Başta ABD olmak üzere çeşitli Avrupa demokrasilerinde Hükûmetler onlardan beklediğimiz Türkiye’ye doğru olumlu yönelişlerde, alacakları kararlarda birçok kereler bize kendi Parlâmentolarındaki havayı ve bizden beklenen bazı davranışları gösterebiliyorsa, bizim de onlara karşı TBMM’deki havayı ve beklentileri gösterebilme imkânına kavuşmamız gereklidir.

Bunun gerçekleşebilmesi için TBMM’nin çatısı altında toplanan İktidar olsun, Muhalefet olsun bütün siyasi Parti grupları arasında Dış Politika alanında sırf Türkiye’nin yüce menfaatleri temelinde asgari müştereklerde buluşulabilmesine ihtiyaç vardır. Bu ihtiyacın karşılanabilmesi de Siyasî Partiler arasında istikrarlı bir şekilde düzenli iletişim ve erişimin ve bilgilendirmenin sağlanması zaruridir.

Ayrıca, iktidarın da TBMM’nin rolünü ve ağırlığını ön plâna çıkaracak, dünyada bu rolün ve ağırlığın algılanmasını sağlayacak tutum ve davranışlar içinde olması lâzımdır.

Başkanlık sistemiyle idare edilen yabancı ülkelerde dış politikada Parlâmentonun rolü nasıl hissettirilebiliyorsa, ağırlığı nasıl ortaya konulabiliyorsa bizim de bunu başarabilmemiz icap eder.

Türkiye’de iç siyasete hakim gergin havanın uzun zamandan beri ülkemizin doğrudan menfaatlerine müteallik konularda dahi  TBMM’de  ortak anlayışların ve ortak tutumların tahaddüs etmesine mani olduğunu düşünmek sanırız yanlış olmaz.

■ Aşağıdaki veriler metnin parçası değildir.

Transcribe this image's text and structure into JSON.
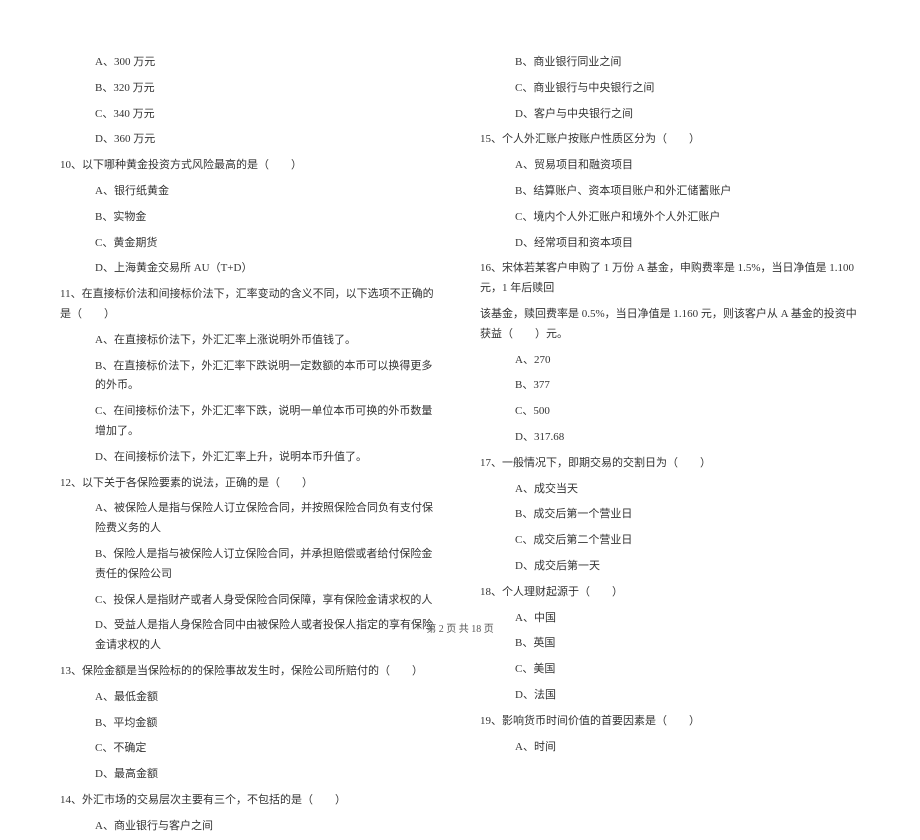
{
  "left_column": {
    "q9_options": [
      "A、300 万元",
      "B、320 万元",
      "C、340 万元",
      "D、360 万元"
    ],
    "q10": {
      "text": "10、以下哪种黄金投资方式风险最高的是（　　）",
      "options": [
        "A、银行纸黄金",
        "B、实物金",
        "C、黄金期货",
        "D、上海黄金交易所 AU（T+D）"
      ]
    },
    "q11": {
      "text": "11、在直接标价法和间接标价法下，汇率变动的含义不同，以下选项不正确的是（　　）",
      "options": [
        "A、在直接标价法下，外汇汇率上涨说明外币值钱了。",
        "B、在直接标价法下，外汇汇率下跌说明一定数额的本币可以换得更多的外币。",
        "C、在间接标价法下，外汇汇率下跌，说明一单位本币可换的外币数量增加了。",
        "D、在间接标价法下，外汇汇率上升，说明本币升值了。"
      ]
    },
    "q12": {
      "text": "12、以下关于各保险要素的说法，正确的是（　　）",
      "options": [
        "A、被保险人是指与保险人订立保险合同，并按照保险合同负有支付保险费义务的人",
        "B、保险人是指与被保险人订立保险合同，并承担赔偿或者给付保险金责任的保险公司",
        "C、投保人是指财产或者人身受保险合同保障，享有保险金请求权的人",
        "D、受益人是指人身保险合同中由被保险人或者投保人指定的享有保险金请求权的人"
      ]
    },
    "q13": {
      "text": "13、保险金额是当保险标的的保险事故发生时，保险公司所赔付的（　　）",
      "options": [
        "A、最低金额",
        "B、平均金额",
        "C、不确定",
        "D、最高金额"
      ]
    },
    "q14": {
      "text": "14、外汇市场的交易层次主要有三个，不包括的是（　　）",
      "options": [
        "A、商业银行与客户之间"
      ]
    }
  },
  "right_column": {
    "q14_options": [
      "B、商业银行同业之间",
      "C、商业银行与中央银行之间",
      "D、客户与中央银行之间"
    ],
    "q15": {
      "text": "15、个人外汇账户按账户性质区分为（　　）",
      "options": [
        "A、贸易项目和融资项目",
        "B、结算账户、资本项目账户和外汇储蓄账户",
        "C、境内个人外汇账户和境外个人外汇账户",
        "D、经常项目和资本项目"
      ]
    },
    "q16": {
      "text_line1": "16、宋体若某客户申购了 1 万份 A 基金，申购费率是 1.5%，当日净值是 1.100 元，1 年后赎回",
      "text_line2": "该基金，赎回费率是 0.5%，当日净值是 1.160 元，则该客户从 A 基金的投资中获益（　　）元。",
      "options": [
        "A、270",
        "B、377",
        "C、500",
        "D、317.68"
      ]
    },
    "q17": {
      "text": "17、一般情况下，即期交易的交割日为（　　）",
      "options": [
        "A、成交当天",
        "B、成交后第一个营业日",
        "C、成交后第二个营业日",
        "D、成交后第一天"
      ]
    },
    "q18": {
      "text": "18、个人理财起源于（　　）",
      "options": [
        "A、中国",
        "B、英国",
        "C、美国",
        "D、法国"
      ]
    },
    "q19": {
      "text": "19、影响货币时间价值的首要因素是（　　）",
      "options": [
        "A、时间"
      ]
    }
  },
  "footer": "第 2 页 共 18 页"
}
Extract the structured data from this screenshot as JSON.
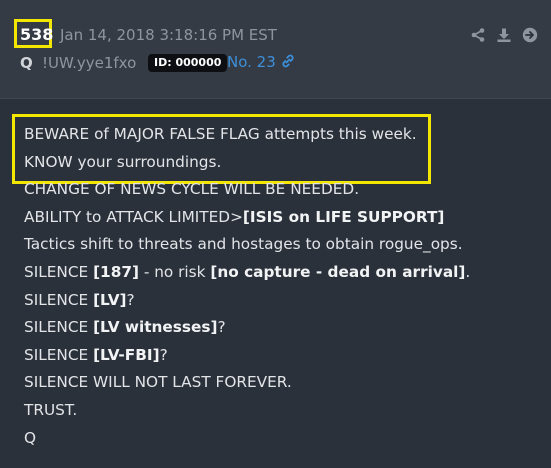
{
  "post": {
    "number": "538",
    "timestamp": "Jan 14, 2018 3:18:16 PM EST",
    "author": "Q",
    "tripcode": "!UW.yye1fxo",
    "id_label": "ID: 000000",
    "post_link": "No. 23",
    "highlight_color": "#f3e600",
    "link_color": "#3d8fd9"
  },
  "actions": {
    "icons": [
      "share-icon",
      "download-icon",
      "arrow-right-circle-icon"
    ]
  },
  "body": {
    "lines": [
      {
        "segments": [
          {
            "text": "BEWARE of MAJOR FALSE FLAG attempts this week."
          }
        ]
      },
      {
        "segments": [
          {
            "text": "KNOW your surroundings."
          }
        ]
      },
      {
        "segments": [
          {
            "text": "CHANGE OF NEWS CYCLE WILL BE NEEDED."
          }
        ]
      },
      {
        "segments": [
          {
            "text": "ABILITY to ATTACK LIMITED>"
          },
          {
            "text": "[ISIS on LIFE SUPPORT]"
          }
        ]
      },
      {
        "segments": [
          {
            "text": "Tactics shift to threats and hostages to obtain rogue_ops."
          }
        ]
      },
      {
        "segments": [
          {
            "text": "SILENCE "
          },
          {
            "text": "[187]"
          },
          {
            "text": " - no risk "
          },
          {
            "text": "[no capture - dead on arrival]"
          },
          {
            "text": "."
          }
        ]
      },
      {
        "segments": [
          {
            "text": "SILENCE "
          },
          {
            "text": "[LV]"
          },
          {
            "text": "?"
          }
        ]
      },
      {
        "segments": [
          {
            "text": "SILENCE "
          },
          {
            "text": "[LV witnesses]"
          },
          {
            "text": "?"
          }
        ]
      },
      {
        "segments": [
          {
            "text": "SILENCE "
          },
          {
            "text": "[LV-FBI]"
          },
          {
            "text": "?"
          }
        ]
      },
      {
        "segments": [
          {
            "text": "SILENCE WILL NOT LAST FOREVER."
          }
        ]
      },
      {
        "segments": [
          {
            "text": "TRUST."
          }
        ]
      },
      {
        "segments": [
          {
            "text": "Q"
          }
        ]
      }
    ]
  }
}
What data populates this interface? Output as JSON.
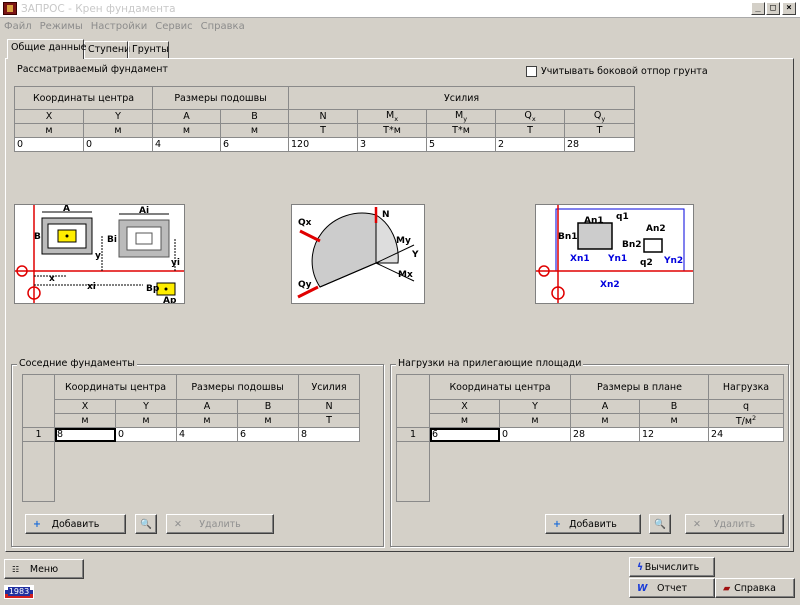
{
  "window": {
    "title": "ЗАПРОС - Крен фундамента",
    "minimize": "_",
    "maximize": "□",
    "close": "×"
  },
  "menu": [
    "Файл",
    "Режимы",
    "Настройки",
    "Сервис",
    "Справка"
  ],
  "tabs": [
    "Общие данные",
    "Ступени",
    "Грунты"
  ],
  "main": {
    "section_label": "Рассматриваемый фундамент",
    "checkbox_label": "Учитывать боковой отпор грунта",
    "checkbox_checked": false,
    "groups": {
      "center": "Координаты центра",
      "size": "Размеры подошвы",
      "forces": "Усилия"
    },
    "columns": [
      {
        "h": "X",
        "s": "",
        "u": "м",
        "v": "0"
      },
      {
        "h": "Y",
        "s": "",
        "u": "м",
        "v": "0"
      },
      {
        "h": "A",
        "s": "",
        "u": "м",
        "v": "4"
      },
      {
        "h": "B",
        "s": "",
        "u": "м",
        "v": "6"
      },
      {
        "h": "N",
        "s": "",
        "u": "Т",
        "v": "120"
      },
      {
        "h": "M",
        "s": "x",
        "u": "Т*м",
        "v": "3"
      },
      {
        "h": "M",
        "s": "y",
        "u": "Т*м",
        "v": "5"
      },
      {
        "h": "Q",
        "s": "x",
        "u": "Т",
        "v": "2"
      },
      {
        "h": "Q",
        "s": "y",
        "u": "Т",
        "v": "28"
      }
    ]
  },
  "diagrams": {
    "left": {
      "A": "A",
      "Ai": "Ai",
      "B": "B",
      "Bi": "Bi",
      "y": "y",
      "yi": "yi",
      "x": "x",
      "xi": "xi",
      "Bp": "Bp",
      "Ap": "Ap"
    },
    "center": {
      "Qx": "Qx",
      "N": "N",
      "My": "My",
      "Y": "Y",
      "Mx": "Mx",
      "Qy": "Qy"
    },
    "right": {
      "An1": "An1",
      "q1": "q1",
      "An2": "An2",
      "Bn1": "Bn1",
      "Bn2": "Bn2",
      "Xn1": "Xn1",
      "Yn1": "Yn1",
      "q2": "q2",
      "Yn2": "Yn2",
      "Xn2": "Xn2"
    }
  },
  "neighbors": {
    "title": "Соседние фундаменты",
    "groups": {
      "center": "Координаты центра",
      "size": "Размеры подошвы",
      "forces": "Усилия"
    },
    "headers": [
      "X",
      "Y",
      "A",
      "B",
      "N"
    ],
    "units": [
      "м",
      "м",
      "м",
      "м",
      "Т"
    ],
    "rows": [
      {
        "n": "1",
        "values": [
          "8",
          "0",
          "4",
          "6",
          "8"
        ]
      }
    ],
    "add_label": "Добавить",
    "delete_label": "Удалить"
  },
  "loads": {
    "title": "Нагрузки на прилегающие площади",
    "groups": {
      "center": "Координаты центра",
      "size": "Размеры в плане",
      "load": "Нагрузка"
    },
    "headers": [
      "X",
      "Y",
      "A",
      "B",
      "q"
    ],
    "units": [
      "м",
      "м",
      "м",
      "м",
      "Т/м"
    ],
    "unit_sup": "2",
    "rows": [
      {
        "n": "1",
        "values": [
          "6",
          "0",
          "28",
          "12",
          "24"
        ]
      }
    ],
    "add_label": "Добавить",
    "delete_label": "Удалить"
  },
  "bottom": {
    "menu_label": "Меню",
    "calc_label": "Вычислить",
    "report_label": "Отчет",
    "help_label": "Справка",
    "year_badge": "1983"
  },
  "colors": {
    "accent_red": "#e00000",
    "image_blue": "#0000dd",
    "yellow": "#ffee00",
    "badge_blue": "#2030a0"
  }
}
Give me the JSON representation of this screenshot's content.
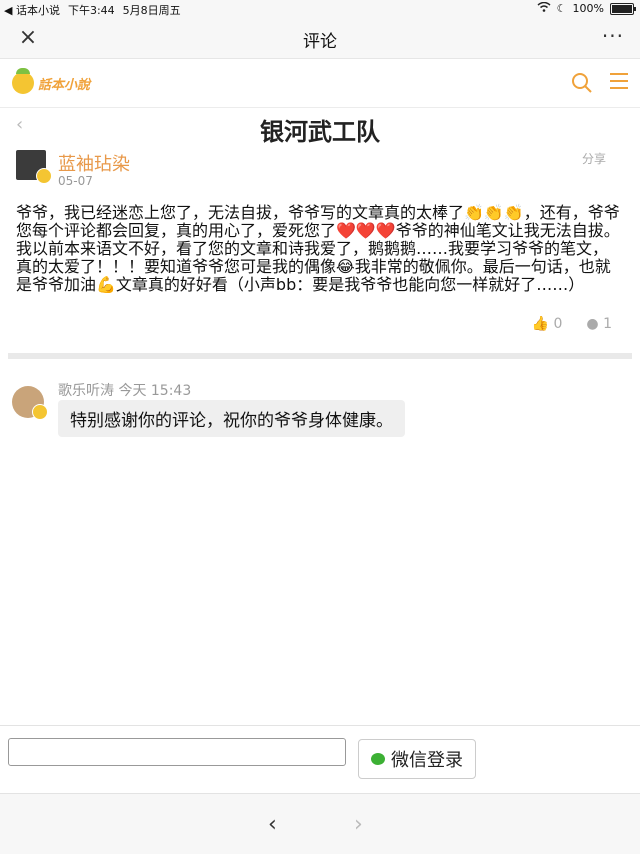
{
  "status_bar": {
    "app": "◀ 话本小说",
    "time": "下午3:44",
    "date": "5月8日周五",
    "battery": "100%"
  },
  "navbar": {
    "close_icon": "×",
    "title": "评论",
    "more_icon": "···"
  },
  "site": {
    "logo_text": "話本小說",
    "accent_color": "#f0a23a"
  },
  "chapter": {
    "back_icon": "‹",
    "title": "银河武工队"
  },
  "comment": {
    "author": "蓝袖玷染",
    "date": "05-07",
    "share_label": "分享",
    "body": "爷爷，我已经迷恋上您了，无法自拔，爷爷写的文章真的太棒了👏👏👏，还有，爷爷您每个评论都会回复，真的用心了，爱死您了❤️❤️❤️爷爷的神仙笔文让我无法自拔。我以前本来语文不好，看了您的文章和诗我爱了，鹅鹅鹅……我要学习爷爷的笔文，真的太爱了！！！要知道爷爷您可是我的偶像😂我非常的敬佩你。最后一句话，也就是爷爷加油💪文章真的好好看（小声bb：要是我爷爷也能向您一样就好了……）",
    "likes": "0",
    "replies": "1"
  },
  "reply": {
    "author_time": "歌乐听涛 今天 15:43",
    "text": "特别感谢你的评论，祝你的爷爷身体健康。"
  },
  "bottom": {
    "input_value": "",
    "login_label": "微信登录"
  },
  "pager": {
    "prev_icon": "‹",
    "next_icon": "›"
  }
}
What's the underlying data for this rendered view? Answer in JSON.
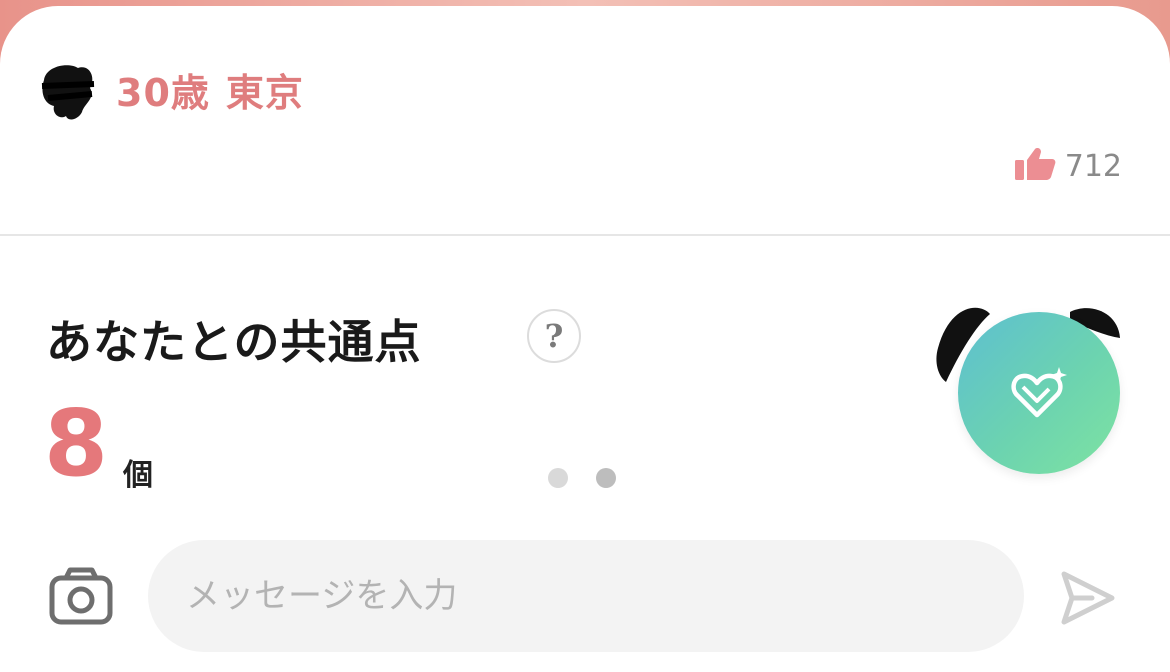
{
  "profile": {
    "age": "30歳",
    "location": "東京",
    "like_count": "712"
  },
  "common_points": {
    "title": "あなたとの共通点",
    "help_label": "?",
    "count": "8",
    "unit": "個",
    "page_total": 2,
    "page_active": 2
  },
  "message_bar": {
    "placeholder": "メッセージを入力"
  },
  "colors": {
    "accent_pink": "#df7d7e",
    "count_pink": "#e5787b",
    "fab_gradient_start": "#5dbfd1",
    "fab_gradient_end": "#7ee3a1"
  },
  "icons": {
    "like": "thumbs-up-icon",
    "help": "question-icon",
    "fab": "heart-diamond-sparkle-icon",
    "camera": "camera-icon",
    "send": "send-icon"
  }
}
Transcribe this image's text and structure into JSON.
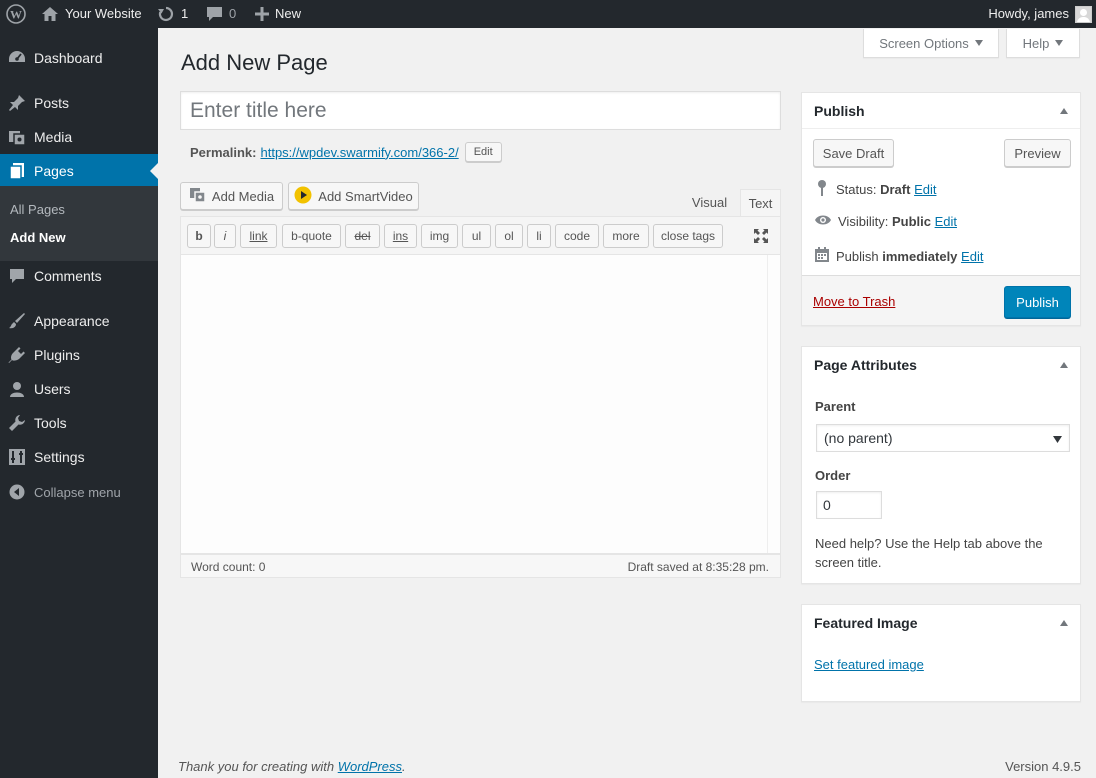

Dışişleri Bakanlığında geçen meslek hayatımız boyunca (1966 – 2004) Dışişleri Bakanlığı’nın birimlerinin sık sık Başbakan’ın, Dışişleri Bakanı’nın, Dışişleri Komisyonu Başkanı’nın Dış politika konularında TBMM’de yapacakları bilgilendirme konuşmaları için notlar ve konuşma metinleri hazırladıklarını bilenlerdeniz. Yine belirli aralıklarla dış politikanın gündemindeki konularda uzman memurlar olarak TBMM’nin çeşitli birimlerinde Milletvekillerine bilgi sunduğumuzu hatırlıyoruz.

Ayrıca, BMGS Butros Ghali zamanında 1992 yaz aylarında Kıbrıs müzakere süreci çerçevesinde Fikirler Dizisi üzerinde New York’ta cereyan eden müzakereler sırasında, Anavatan Partisi ve Refah Partisi tarafından verilen önergelerle TBMM’nin yaz tatilindeyken 25 Ağustos 1992 günü olağanüstü toplanmış olduğunu müşahhas bir örnek olarak hatırlatmak isteriz.

O toplantıda,  yapılan heyecanlı konuşmalarda KKTC Cumhurbaşkanı Rauf Denktaş’ın müzakerelerde uluslararası baskılara boyun eğmeden “millî davayı” üstün dirayet ve vukufla yürütüş tarzından   takdir ve övgüyle söz edilmiş; kendisine destek ifade olunmuş ve Kıbrıs konusunda sağlam bir dayanışma ortaya konulmuştur.  TBMM kabul ettiği deklarasyonda  “Kıbrıs'taki iki toplumun rızasına dayanmayan hiçbir çözümü kabul etmeyeceğini” dünyaya ilân etmiştir.

2014’te bilgisayara kaydettiğimiz bir bilgiyi de zikretmek istiyoruz:

O günlerde ABD Kongresi’nde Senato Tahsisatlar Komitesi’nin Dış Operasyonlar Alt Komitesi’nde bir konuşma yapan ABD Dışişleri Bakanı John Kerry Suriye ile ilgili gelişmeleri anlatırken sözü Türkiye’ye getirmiş ve Türkiye’de yerel seçimlerin yaklaştığını hatırlatarak “Türkiye’de şu anda çok fazla siyasi dinamikler var. Türkiye için böyle bir dönemde bu konulara (Suriye) tamamen odaklanılması zor; şu anda seçimler nedeniyle daha çok içe dönükler” demiştir.

Bu da Türkiye’nin sırf iç politikaya odaklanmasının ve hele iç siyasî aktörler aralarındaki gerginliklerin her türlü temas ve iletişimi de koparmış olmasının dış âlemin gözünden kaçmadığının; dış politikada Türkiye ile ilgili taktik ve stratejilerin tespitinde dikkate alındığının somut misallerinden birini teşkil etmektedir.